The work by Floreskul, Tretyakov and Dumas, that will be introduced at the Wednesday’s lightning talk session of ICWSM’14 proposes a simple algorithmic trick, which makes it possible to significantly reduce the memory requirements of the landmark-based algorithm. The idea is to limit the number of nodes, for which the distance needs to be stored, in a smart way. If you are interested, you are welcome to check out the paper and visit the poster at the conference.

About the author

Konstantin

As of 2014, I am working as a researcher at the University of Tartu, Estonia, dealing with pretty much anything related to machine learning, data analysis and artificial intelligence. The most recent projects had to do with bioinformatics, social network analysis and robotics. I blog, albeit not too frequently in the recent years, at http://fouryears.eu/.

View all posts

2 Comments

  • Interesting stuff. Reading your post reminded me of approaches in road network route finding algorithms, where huge benefits can be obtained by effectively reducing the network to major highways outside of the local areas around the origin and destination. Could someone create a reasonable “highway” between heavily connected nodes (or landmarks?) and do something similar?
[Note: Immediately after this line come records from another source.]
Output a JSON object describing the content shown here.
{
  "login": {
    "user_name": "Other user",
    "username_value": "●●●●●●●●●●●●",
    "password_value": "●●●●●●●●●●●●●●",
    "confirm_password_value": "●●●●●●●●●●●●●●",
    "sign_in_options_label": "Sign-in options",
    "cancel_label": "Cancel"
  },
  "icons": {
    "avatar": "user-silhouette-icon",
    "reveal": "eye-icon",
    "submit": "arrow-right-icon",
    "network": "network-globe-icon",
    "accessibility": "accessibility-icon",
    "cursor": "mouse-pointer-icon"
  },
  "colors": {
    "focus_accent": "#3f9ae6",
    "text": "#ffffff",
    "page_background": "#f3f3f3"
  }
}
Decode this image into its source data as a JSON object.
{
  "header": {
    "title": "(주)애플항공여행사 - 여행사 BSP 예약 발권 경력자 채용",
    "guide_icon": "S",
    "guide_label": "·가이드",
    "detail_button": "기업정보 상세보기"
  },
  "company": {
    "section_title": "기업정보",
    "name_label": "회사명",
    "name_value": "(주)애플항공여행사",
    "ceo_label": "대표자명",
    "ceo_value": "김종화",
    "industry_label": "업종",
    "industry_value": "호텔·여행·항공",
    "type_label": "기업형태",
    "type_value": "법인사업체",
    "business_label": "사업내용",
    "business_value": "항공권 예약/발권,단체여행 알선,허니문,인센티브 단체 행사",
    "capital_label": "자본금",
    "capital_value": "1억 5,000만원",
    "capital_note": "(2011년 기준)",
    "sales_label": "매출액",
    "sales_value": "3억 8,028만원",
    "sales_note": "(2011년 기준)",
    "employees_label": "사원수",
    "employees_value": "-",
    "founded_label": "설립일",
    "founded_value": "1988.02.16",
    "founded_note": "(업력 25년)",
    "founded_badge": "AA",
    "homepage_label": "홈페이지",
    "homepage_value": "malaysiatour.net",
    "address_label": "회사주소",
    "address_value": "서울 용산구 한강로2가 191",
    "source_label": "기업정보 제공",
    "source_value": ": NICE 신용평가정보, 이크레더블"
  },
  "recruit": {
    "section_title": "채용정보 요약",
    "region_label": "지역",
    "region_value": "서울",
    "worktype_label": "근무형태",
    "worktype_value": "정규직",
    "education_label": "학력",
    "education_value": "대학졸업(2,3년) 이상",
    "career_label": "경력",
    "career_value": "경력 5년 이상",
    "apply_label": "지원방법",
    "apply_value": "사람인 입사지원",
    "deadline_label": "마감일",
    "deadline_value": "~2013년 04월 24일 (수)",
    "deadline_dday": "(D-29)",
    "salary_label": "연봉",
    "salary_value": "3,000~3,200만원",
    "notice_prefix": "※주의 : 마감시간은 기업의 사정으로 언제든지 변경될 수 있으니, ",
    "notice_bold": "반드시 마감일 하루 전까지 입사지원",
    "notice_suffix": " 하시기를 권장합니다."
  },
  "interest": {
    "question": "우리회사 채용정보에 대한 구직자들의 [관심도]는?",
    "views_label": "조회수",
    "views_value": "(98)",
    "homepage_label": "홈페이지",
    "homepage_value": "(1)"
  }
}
    • I am not perfectly knowledgeable about the state of the art in path finding algorithms for road networks (this seems to be a highly commercialized field), but I always felt those must be slightly different in spirit from the social network case.

      Firstly, road networks are (mostly) planar graphs with a known 2D embedding, which makes it possible to use good heuristics within otherwise standard graph traversal algorithms. In contrast, social networks are typically highly interconnected, with a “small world” structure and no clear “highways” to follow. Secondly, in most practical cases when you are searching for a shortest path in a road network (i.e. GPS navigation) you have the luxury of waiting the seconds needed for the traversal algorithm to complete – you don’t need your answer to come in milliseconds.

      What your question relates to, to my mind, is the problem of choosing “good” landmark nodes (those that often lie on shortest paths and thus guarantee better approximation quality). This problem has been studied somewhat (e.g. we did it here), and so far it seems that picking nodes with high degree is both a simple and reasonable choice for landmarks.